Wednesday 13 June 2018

Margin Of Safety

Margin Of Safety

The Margin of safety is a tool that can provide information about how large the volume of sales or budgeted results of certain sales could be down so that the company does not suffer any loss. Nargin numbers of safety will provide clues as to the amount of the maximum decrease in sales volume of planned or budgeted at once did not result in losses.

By knowing the margin of safety will benefit for the progress of the company in this case nargin of safety for the company which is the requirement for management to know the limits of security from the sales conditions and can also be Note how that must be produced in order for sales approaching point break even point.


The margin of safety is a number that indicates the distance between the planned sales with sales break even point.

It can be inferred that the Sense meant by the margin of safety is the limit distance security where the amount of sales exceeds nor loss.
Understanding the limits of break even point (offset) is break even a situation where an undertaking does not suffer a loss. In other words an attempt is said to break even when the amount of revenue equal to the cost, or if fixed costs only.

The break even analysis is a way or for the techniques used by someone the officer/Manager of the company to find out on the volume (amount) of production and sales volumes on the some of the companies in question did not suffer losses and do not earn a profit.

Break even point is a situation where the number of sales is equal to the amount of the costs or the State of which the company does not earn a profit or not suffer losses, the company's profit or equal to zero.

A company is said to be break even point in his attempts at one period is the amount of the fee by the number of the sales results are the same anyway. It suffered no harm and do not earn a profit. The company's activity appears to be no results achieved due to the expected profits by companies do not exist and there are also losers.


The analysis of the break even is a technical analysis to study the relationship of costs, profit and volume of activities.

Therefore, the analysis examines the relationship between costs, profit volume of activity, then the analysis is also called cost-profit analysis (C.P.Y. Analysis). In planning profits, break even analysis is a non-profit Planning Approach based on the relationship between the cost (cost) and the sales income (revenue).
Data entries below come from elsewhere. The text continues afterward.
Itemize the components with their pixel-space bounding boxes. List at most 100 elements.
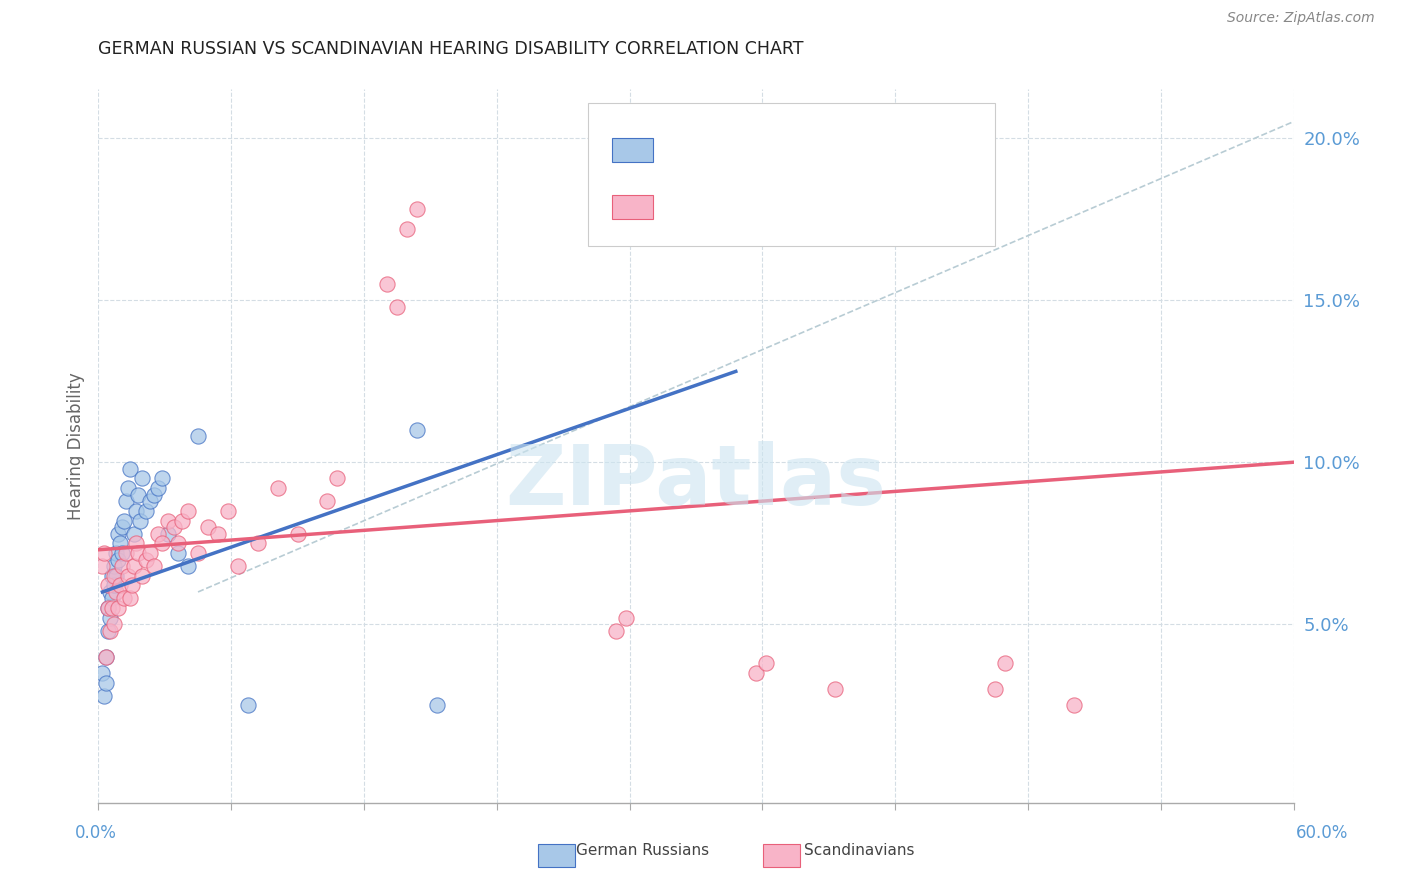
Point [406, 202, 429, 217]
Point [125, 504, 148, 518]
Point [148, 526, 170, 541]
FancyBboxPatch shape [588, 103, 995, 246]
Point [150, 536, 173, 550]
Point [177, 504, 200, 518]
Point [984, 682, 1007, 697]
Point [115, 546, 138, 560]
Point [605, 624, 627, 638]
Point [105, 546, 128, 560]
Point [197, 520, 219, 534]
Y-axis label: Hearing Disability: Hearing Disability [66, 372, 84, 520]
Point [287, 526, 309, 541]
Point [91, 559, 114, 574]
Point [97, 624, 120, 638]
Point [207, 526, 229, 541]
Point [97, 601, 120, 615]
Point [167, 546, 190, 560]
Point [105, 585, 128, 599]
Point [246, 536, 269, 550]
Point [103, 559, 125, 574]
FancyBboxPatch shape [613, 137, 652, 162]
Point [755, 657, 778, 671]
Point [385, 300, 409, 314]
Point [91, 666, 114, 681]
Point [107, 552, 129, 566]
Point [426, 698, 449, 713]
Point [101, 568, 124, 582]
Text: R =  0.172: R = 0.172 [666, 198, 762, 216]
FancyBboxPatch shape [613, 194, 652, 219]
Text: German Russians: German Russians [576, 844, 710, 858]
Point [994, 657, 1017, 671]
Point [107, 601, 129, 615]
Point [120, 591, 142, 606]
Point [187, 546, 209, 560]
Point [117, 568, 139, 582]
Text: Source: ZipAtlas.com: Source: ZipAtlas.com [1227, 12, 1375, 25]
Point [226, 559, 249, 574]
Point [143, 559, 166, 574]
Point [131, 568, 153, 582]
Point [111, 559, 134, 574]
Point [187, 429, 209, 443]
Point [143, 488, 166, 502]
Point [96, 649, 118, 664]
Point [100, 585, 122, 599]
Point [150, 471, 173, 485]
Point [824, 682, 846, 697]
Point [745, 666, 768, 681]
Point [157, 514, 180, 528]
Point [101, 591, 124, 606]
Point [172, 514, 194, 528]
Text: 60.0%: 60.0% [1295, 824, 1348, 842]
Point [614, 611, 637, 625]
Point [139, 546, 162, 560]
Point [135, 552, 157, 566]
Text: Scandinavians: Scandinavians [804, 844, 915, 858]
Point [139, 494, 162, 508]
Point [111, 546, 134, 560]
Point [112, 591, 135, 606]
Point [129, 514, 152, 528]
Point [97, 578, 120, 592]
Point [103, 617, 125, 632]
Point [107, 526, 129, 541]
Point [96, 649, 118, 664]
Point [121, 578, 143, 592]
Text: N = 40: N = 40 [858, 141, 925, 159]
Point [167, 536, 190, 550]
Point [115, 494, 138, 508]
Point [93, 546, 115, 560]
Point [124, 559, 146, 574]
Point [326, 471, 349, 485]
Point [267, 481, 290, 495]
Point [406, 423, 429, 437]
Point [127, 546, 149, 560]
Point [120, 461, 142, 475]
Point [117, 481, 139, 495]
Point [163, 520, 186, 534]
Point [131, 471, 153, 485]
Point [135, 504, 157, 518]
Point [396, 221, 419, 235]
Point [1063, 698, 1085, 713]
Text: ZIPatlas: ZIPatlas [506, 442, 886, 522]
Point [148, 481, 170, 495]
Point [110, 578, 132, 592]
Text: GERMAN RUSSIAN VS SCANDINAVIAN HEARING DISABILITY CORRELATION CHART: GERMAN RUSSIAN VS SCANDINAVIAN HEARING D… [98, 40, 804, 58]
Point [112, 514, 135, 528]
Point [217, 504, 239, 518]
Point [101, 601, 124, 615]
Point [177, 559, 200, 574]
Point [127, 488, 149, 502]
Point [375, 277, 398, 291]
Point [96, 675, 118, 690]
Point [97, 601, 120, 615]
Point [100, 611, 122, 625]
Text: R = 0.507: R = 0.507 [666, 141, 756, 159]
Point [316, 494, 339, 508]
Point [105, 568, 128, 582]
Point [125, 536, 148, 550]
Text: N = 54: N = 54 [858, 198, 925, 216]
Point [157, 526, 180, 541]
To implement a breakeven or break even point (BEP) that some assumptions (assumption), as follows:

  1. Costs in the company can be divided in the variable costs and the fixed costs.
  2. The magnitude of the variable costs are proportional with the changeable in the totality of production volume/sales. Means that the variable cost per unit varies due to changes in the volume of activity.
  3. The magnitude of fixed costs in totality does not change although there are changes in the volume/sales. Means that the fixed costs per unit varies due to changes in the volume of activity.
  4. The selling price per unit not changeable during the period analyzed.
  5. When the company produced more than one kind of product, then consideration in generating sales between each product or "the mix sales" is a fixed constant.

Break even Analysis is very important for the direction of companies, as follows:

  1. The base or Foundation in planning for the advantage level in gain (profit planning)
  2. The basis for determining the level of production that are beneficial in the sense that on a certain level of production the company will earn a profit on top of BEP production levels and prevent/lower sales from a BEP.
  3. The basis for controlling the operations that are currently selling (control). 
Thus it can be said that the break even analysis is an analysis tool that is very useful and important to know by company managers, because by doing so may indicate the reasons for the favorable circumstances and disadvantage.

The purpose of analysis break even this is important to know the profit or loss experienced by the company. In dealing with declining turnover, breakeven is actually a sign of light is a danger to the company. This means that on sale for the company's breakeven point experience advantage.

And if the sales turnover decreased continuously until under break-even then companies will suffer losses. Furthermore if the company doesn't raise turnover sales above break-even for a long period of time, then it is likely the company will be wound up. Therefore, the company should strive to maintain so that turnover remained above break even.